Zahler has the innate ability to make you not want to but unable not to watch scenes that you don’t necessarily want to see without turning away. One other filmmaker has consistently done that over the years, and that is Martin Scorsese, who once, in Casino, had a pair of eyeballs pop out of a man’s head when it was placed in a clamp by Joe Pesci. That scene can’t compare to anything Zahler has put on film, including Bone Tomahawk, Brawl in Cell Block 99, and now in Dragged Across Concrete.

There is a storyline that seems out of place, and the result is excessive for the main purpose of being gratuitously violent. The fact of the matter is, in watching nearly 3,500 films in my time, I have never seen this done before and set up in that manner. In a way, it’s brilliant and completely fits the tone of the film and the message behind it (while I have a general disdain for the MPAA hypocritical moral censorship that has a minimal set standard, I was genuinely shocked this version didn’t get more of a fight from them), while being stomach-churning. There are so many visually arresting scenes in Dragged Across Concrete. You won’t be able to shake them from your memory anytime soon.

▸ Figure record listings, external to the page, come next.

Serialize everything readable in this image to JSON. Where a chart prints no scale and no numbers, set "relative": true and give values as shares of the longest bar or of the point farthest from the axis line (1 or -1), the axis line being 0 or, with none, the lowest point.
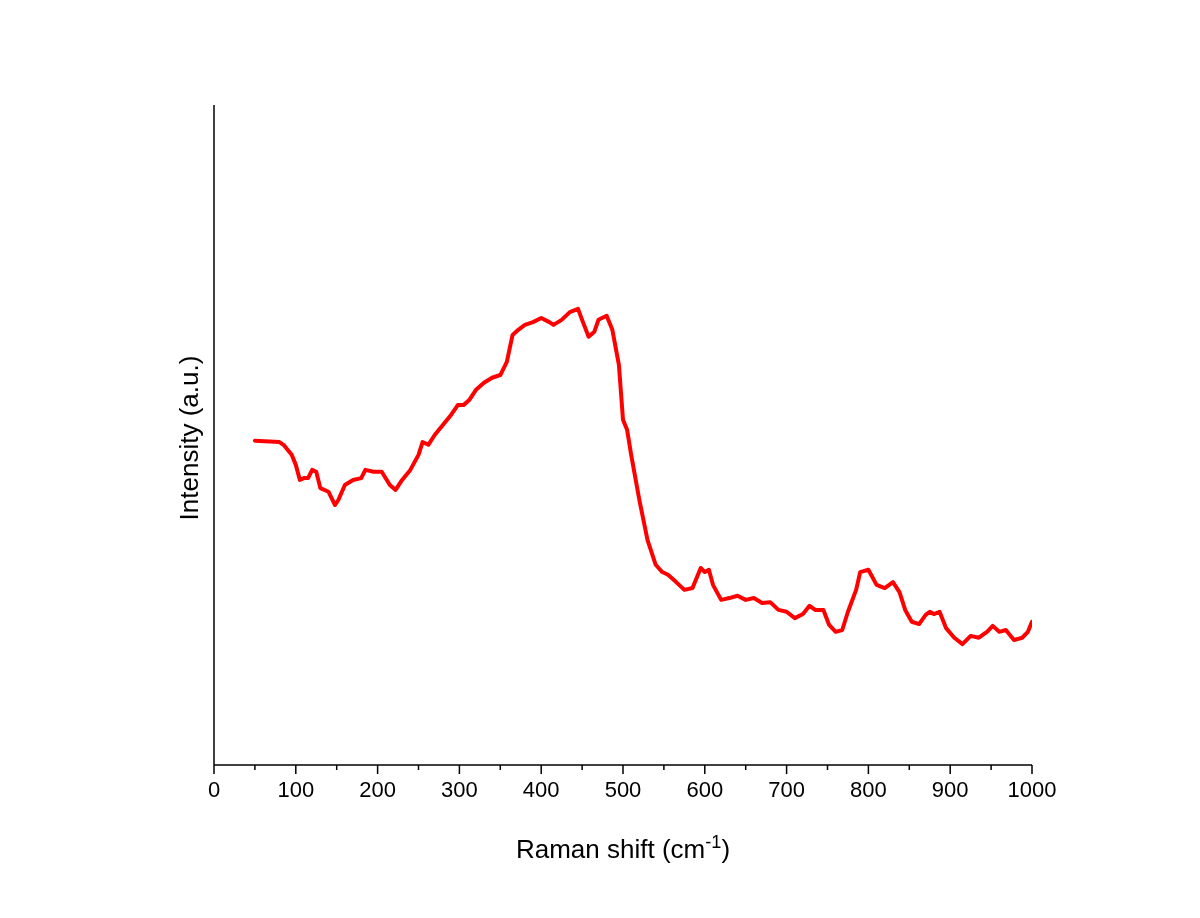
{
  "chart_data": {
    "type": "line",
    "relative": true,
    "xlabel": "Raman shift (cm$^{-1}$)",
    "ylabel": "Intensity (a.u.)",
    "xlim": [
      0,
      1000
    ],
    "xticks": [
      0,
      {
        "value": 50,
        "label": null
      },
      100,
      {
        "value": 150,
        "label": null
      },
      200,
      {
        "value": 250,
        "label": null
      },
      300,
      {
        "value": 350,
        "label": null
      },
      400,
      {
        "value": 450,
        "label": null
      },
      500,
      {
        "value": 550,
        "label": null
      },
      600,
      {
        "value": 650,
        "label": null
      },
      700,
      {
        "value": 750,
        "label": null
      },
      800,
      {
        "value": 850,
        "label": null
      },
      900,
      {
        "value": 950,
        "label": null
      },
      1000
    ],
    "series": [
      {
        "color": "#ff0000",
        "x": [
          50,
          80,
          85,
          95,
          100,
          105,
          110,
          115,
          120,
          125,
          130,
          140,
          148,
          152,
          160,
          170,
          180,
          185,
          195,
          205,
          215,
          222,
          230,
          240,
          250,
          255,
          262,
          270,
          280,
          290,
          298,
          305,
          312,
          320,
          330,
          340,
          350,
          358,
          365,
          372,
          380,
          390,
          400,
          410,
          415,
          425,
          435,
          445,
          450,
          458,
          465,
          470,
          480,
          487,
          495,
          500,
          505,
          510,
          520,
          530,
          540,
          548,
          555,
          565,
          575,
          585,
          595,
          600,
          605,
          610,
          620,
          630,
          640,
          650,
          660,
          670,
          680,
          690,
          700,
          710,
          720,
          728,
          735,
          745,
          752,
          760,
          768,
          775,
          785,
          790,
          800,
          810,
          820,
          830,
          838,
          845,
          853,
          862,
          870,
          875,
          880,
          887,
          895,
          905,
          915,
          925,
          935,
          945,
          952,
          960,
          968,
          978,
          988,
          995,
          1000
        ],
        "values": [
          0.711,
          0.708,
          0.702,
          0.68,
          0.658,
          0.625,
          0.629,
          0.629,
          0.647,
          0.643,
          0.607,
          0.599,
          0.57,
          0.581,
          0.614,
          0.625,
          0.629,
          0.647,
          0.643,
          0.643,
          0.614,
          0.603,
          0.625,
          0.647,
          0.68,
          0.708,
          0.702,
          0.724,
          0.746,
          0.768,
          0.789,
          0.789,
          0.8,
          0.822,
          0.838,
          0.849,
          0.855,
          0.884,
          0.943,
          0.954,
          0.965,
          0.971,
          0.98,
          0.971,
          0.965,
          0.976,
          0.993,
          1.0,
          0.976,
          0.939,
          0.95,
          0.976,
          0.985,
          0.954,
          0.877,
          0.757,
          0.735,
          0.68,
          0.581,
          0.493,
          0.439,
          0.423,
          0.417,
          0.401,
          0.384,
          0.388,
          0.432,
          0.423,
          0.428,
          0.395,
          0.362,
          0.366,
          0.371,
          0.362,
          0.366,
          0.355,
          0.357,
          0.34,
          0.336,
          0.322,
          0.331,
          0.349,
          0.34,
          0.34,
          0.307,
          0.292,
          0.296,
          0.336,
          0.384,
          0.423,
          0.428,
          0.395,
          0.388,
          0.401,
          0.379,
          0.34,
          0.314,
          0.309,
          0.329,
          0.336,
          0.331,
          0.336,
          0.3,
          0.279,
          0.265,
          0.283,
          0.279,
          0.292,
          0.305,
          0.292,
          0.296,
          0.274,
          0.279,
          0.292,
          0.314
        ]
      }
    ]
  }
}
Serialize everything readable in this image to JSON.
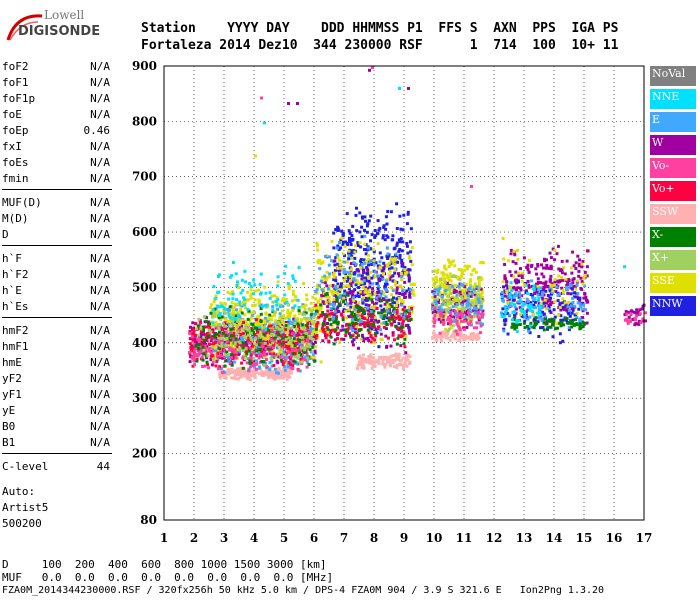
{
  "logo": {
    "line1": "Lowell",
    "line2": "DIGISONDE"
  },
  "header": {
    "row1": "Station    YYYY DAY    DDD HHMMSS P1  FFS S  AXN  PPS  IGA PS",
    "row2": "Fortaleza 2014 Dez10  344 230000 RSF      1  714  100  10+ 11"
  },
  "params": [
    {
      "name": "foF2",
      "value": "N/A"
    },
    {
      "name": "foF1",
      "value": "N/A"
    },
    {
      "name": "foF1p",
      "value": "N/A"
    },
    {
      "name": "foE",
      "value": "N/A"
    },
    {
      "name": "foEp",
      "value": "0.46"
    },
    {
      "name": "fxI",
      "value": "N/A"
    },
    {
      "name": "foEs",
      "value": "N/A"
    },
    {
      "name": "fmin",
      "value": "N/A"
    },
    {
      "name": "MUF(D)",
      "value": "N/A"
    },
    {
      "name": "M(D)",
      "value": "N/A"
    },
    {
      "name": "D",
      "value": "N/A"
    },
    {
      "name": "h`F",
      "value": "N/A"
    },
    {
      "name": "h`F2",
      "value": "N/A"
    },
    {
      "name": "h`E",
      "value": "N/A"
    },
    {
      "name": "h`Es",
      "value": "N/A"
    },
    {
      "name": "hmF2",
      "value": "N/A"
    },
    {
      "name": "hmF1",
      "value": "N/A"
    },
    {
      "name": "hmE",
      "value": "N/A"
    },
    {
      "name": "yF2",
      "value": "N/A"
    },
    {
      "name": "yF1",
      "value": "N/A"
    },
    {
      "name": "yE",
      "value": "N/A"
    },
    {
      "name": "B0",
      "value": "N/A"
    },
    {
      "name": "B1",
      "value": "N/A"
    },
    {
      "name": "C-level",
      "value": "44"
    }
  ],
  "auto": {
    "line1": "Auto:",
    "line2": "Artist5",
    "line3": "500200"
  },
  "legend": [
    {
      "label": "NoVal",
      "color": "#808080"
    },
    {
      "label": "NNE",
      "color": "#00e0ff"
    },
    {
      "label": "E",
      "color": "#40a8ff"
    },
    {
      "label": "W",
      "color": "#a000a0"
    },
    {
      "label": "Vo-",
      "color": "#ff40a0"
    },
    {
      "label": "Vo+",
      "color": "#ff0040"
    },
    {
      "label": "SSW",
      "color": "#ffb0b0"
    },
    {
      "label": "X-",
      "color": "#008000"
    },
    {
      "label": "X+",
      "color": "#a0d060"
    },
    {
      "label": "SSE",
      "color": "#e0e000"
    },
    {
      "label": "NNW",
      "color": "#2020e0"
    }
  ],
  "footer": {
    "line1": "D     100  200  400  600  800 1000 1500 3000 [km]",
    "line2": "MUF   0.0  0.0  0.0  0.0  0.0  0.0  0.0  0.0 [MHz]",
    "line3": "FZA0M_2014344230000.RSF / 320fx256h 50 kHz 5.0 km / DPS-4 FZA0M 904 / 3.9 S 321.6 E   Ion2Png 1.3.20"
  },
  "chart_data": {
    "type": "scatter",
    "title": "",
    "xlabel": "",
    "ylabel": "",
    "xlim": [
      1,
      17
    ],
    "ylim": [
      80,
      900
    ],
    "x_ticks": [
      1,
      2,
      3,
      4,
      5,
      6,
      7,
      8,
      9,
      10,
      11,
      12,
      13,
      14,
      15,
      16,
      17
    ],
    "y_ticks": [
      80,
      200,
      300,
      400,
      500,
      600,
      700,
      800,
      900
    ],
    "grid": true,
    "legend_position": "right",
    "clusters": [
      {
        "name": "SSW",
        "color": "#ffb0b0",
        "x": [
          2.8,
          5.2
        ],
        "y": [
          335,
          360
        ],
        "n": 220
      },
      {
        "name": "SSW",
        "color": "#ffb0b0",
        "x": [
          7.4,
          9.2
        ],
        "y": [
          355,
          385
        ],
        "n": 120
      },
      {
        "name": "SSW",
        "color": "#ffb0b0",
        "x": [
          9.9,
          11.5
        ],
        "y": [
          405,
          425
        ],
        "n": 90
      },
      {
        "name": "W",
        "color": "#a000a0",
        "x": [
          1.8,
          6.0
        ],
        "y": [
          360,
          450
        ],
        "n": 420
      },
      {
        "name": "E",
        "color": "#40a8ff",
        "x": [
          2.6,
          6.0
        ],
        "y": [
          340,
          480
        ],
        "n": 320
      },
      {
        "name": "SSE",
        "color": "#e0e000",
        "x": [
          2.5,
          6.2
        ],
        "y": [
          360,
          520
        ],
        "n": 350
      },
      {
        "name": "Vo+",
        "color": "#ff0040",
        "x": [
          1.8,
          5.8
        ],
        "y": [
          350,
          450
        ],
        "n": 200
      },
      {
        "name": "Vo-",
        "color": "#ff40a0",
        "x": [
          1.8,
          5.8
        ],
        "y": [
          340,
          440
        ],
        "n": 160
      },
      {
        "name": "X-",
        "color": "#008000",
        "x": [
          2.0,
          6.0
        ],
        "y": [
          350,
          470
        ],
        "n": 120
      },
      {
        "name": "X+",
        "color": "#a0d060",
        "x": [
          2.0,
          6.0
        ],
        "y": [
          360,
          480
        ],
        "n": 120
      },
      {
        "name": "NNE",
        "color": "#00e0ff",
        "x": [
          2.5,
          5.5
        ],
        "y": [
          420,
          560
        ],
        "n": 80
      },
      {
        "name": "NNW",
        "color": "#2020e0",
        "x": [
          6.6,
          9.2
        ],
        "y": [
          390,
          660
        ],
        "n": 420
      },
      {
        "name": "W",
        "color": "#a000a0",
        "x": [
          6.2,
          9.2
        ],
        "y": [
          380,
          560
        ],
        "n": 220
      },
      {
        "name": "SSE",
        "color": "#e0e000",
        "x": [
          6.0,
          9.3
        ],
        "y": [
          390,
          600
        ],
        "n": 240
      },
      {
        "name": "Vo+",
        "color": "#ff0040",
        "x": [
          6.0,
          9.2
        ],
        "y": [
          390,
          480
        ],
        "n": 120
      },
      {
        "name": "X-",
        "color": "#008000",
        "x": [
          6.0,
          9.2
        ],
        "y": [
          390,
          500
        ],
        "n": 90
      },
      {
        "name": "E",
        "color": "#40a8ff",
        "x": [
          6.0,
          9.2
        ],
        "y": [
          400,
          620
        ],
        "n": 90
      },
      {
        "name": "SSE",
        "color": "#e0e000",
        "x": [
          9.9,
          11.6
        ],
        "y": [
          420,
          560
        ],
        "n": 260
      },
      {
        "name": "W",
        "color": "#a000a0",
        "x": [
          9.9,
          11.6
        ],
        "y": [
          420,
          520
        ],
        "n": 90
      },
      {
        "name": "X+",
        "color": "#a0d060",
        "x": [
          9.9,
          11.6
        ],
        "y": [
          420,
          540
        ],
        "n": 90
      },
      {
        "name": "E",
        "color": "#40a8ff",
        "x": [
          9.9,
          11.6
        ],
        "y": [
          430,
          520
        ],
        "n": 60
      },
      {
        "name": "Vo-",
        "color": "#ff40a0",
        "x": [
          9.9,
          11.6
        ],
        "y": [
          415,
          470
        ],
        "n": 60
      },
      {
        "name": "W",
        "color": "#a000a0",
        "x": [
          12.3,
          15.1
        ],
        "y": [
          430,
          580
        ],
        "n": 260
      },
      {
        "name": "NNW",
        "color": "#2020e0",
        "x": [
          12.2,
          15.0
        ],
        "y": [
          400,
          520
        ],
        "n": 120
      },
      {
        "name": "E",
        "color": "#40a8ff",
        "x": [
          12.2,
          15.0
        ],
        "y": [
          420,
          520
        ],
        "n": 90
      },
      {
        "name": "X-",
        "color": "#008000",
        "x": [
          12.5,
          15.0
        ],
        "y": [
          425,
          450
        ],
        "n": 70
      },
      {
        "name": "NNE",
        "color": "#00e0ff",
        "x": [
          12.2,
          13.5
        ],
        "y": [
          420,
          520
        ],
        "n": 50
      },
      {
        "name": "SSE",
        "color": "#e0e000",
        "x": [
          12.2,
          15.0
        ],
        "y": [
          430,
          600
        ],
        "n": 50
      },
      {
        "name": "W",
        "color": "#a000a0",
        "x": [
          16.3,
          17.0
        ],
        "y": [
          430,
          490
        ],
        "n": 25
      },
      {
        "name": "Vo-",
        "color": "#ff40a0",
        "x": [
          16.2,
          17.0
        ],
        "y": [
          430,
          460
        ],
        "n": 15
      }
    ],
    "points": [
      {
        "name": "Vo-",
        "color": "#ff40a0",
        "x": 4.2,
        "y": 845
      },
      {
        "name": "NNE",
        "color": "#00e0ff",
        "x": 4.3,
        "y": 800
      },
      {
        "name": "W",
        "color": "#a000a0",
        "x": 5.1,
        "y": 835
      },
      {
        "name": "W",
        "color": "#a000a0",
        "x": 5.4,
        "y": 835
      },
      {
        "name": "W",
        "color": "#a000a0",
        "x": 7.8,
        "y": 895
      },
      {
        "name": "Vo-",
        "color": "#ff40a0",
        "x": 7.9,
        "y": 900
      },
      {
        "name": "NNE",
        "color": "#00e0ff",
        "x": 8.8,
        "y": 862
      },
      {
        "name": "W",
        "color": "#a000a0",
        "x": 9.1,
        "y": 862
      },
      {
        "name": "SSE",
        "color": "#e0e000",
        "x": 4.0,
        "y": 740
      },
      {
        "name": "Vo-",
        "color": "#ff40a0",
        "x": 11.2,
        "y": 685
      },
      {
        "name": "NNE",
        "color": "#00e0ff",
        "x": 16.3,
        "y": 540
      }
    ]
  }
}
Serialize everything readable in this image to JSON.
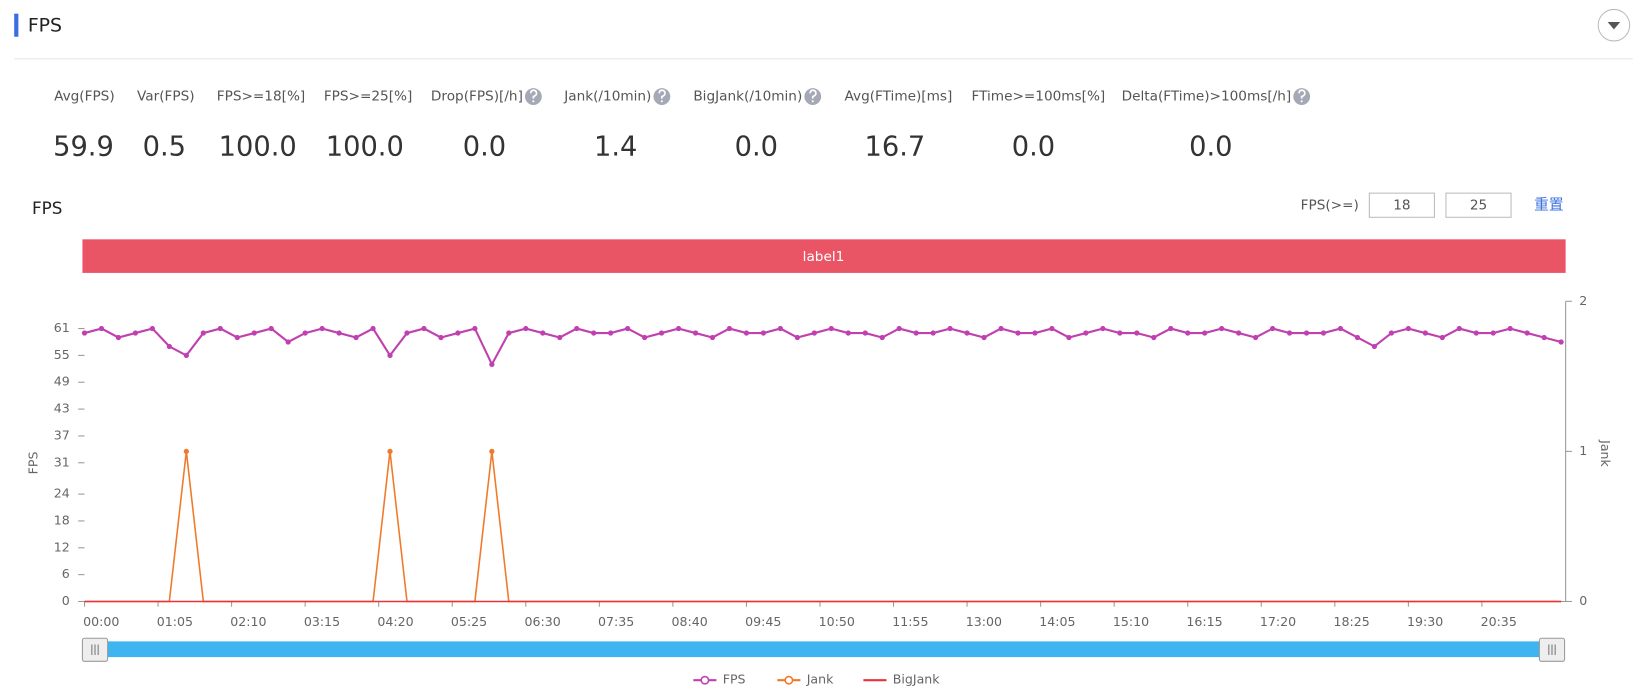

Dragged Across Concrete is the best of its kind since, quite frankly, Quentin Tarantino’s Pulp Fiction, with several brilliant narratives that come and go as they please. While not equal to that film (minus the Tarantino dialogue that captures how people really talk, while Concrete settles into a stoic, hard-boiled approach), this is Zahler’s finest work that may be unfairly characterized as right-wing or racist for the interest of “click-baiting.” This film isn’t driving a narrative of political issues or having any hidden agendas that relate to the issues I described above. It is simply showing you there are people in this world who you may find reprehensible, their actions equally so, while not asking you to give a care in the world of what will happen to any of them. You merely must coexist in the world Zahler created right in front of you.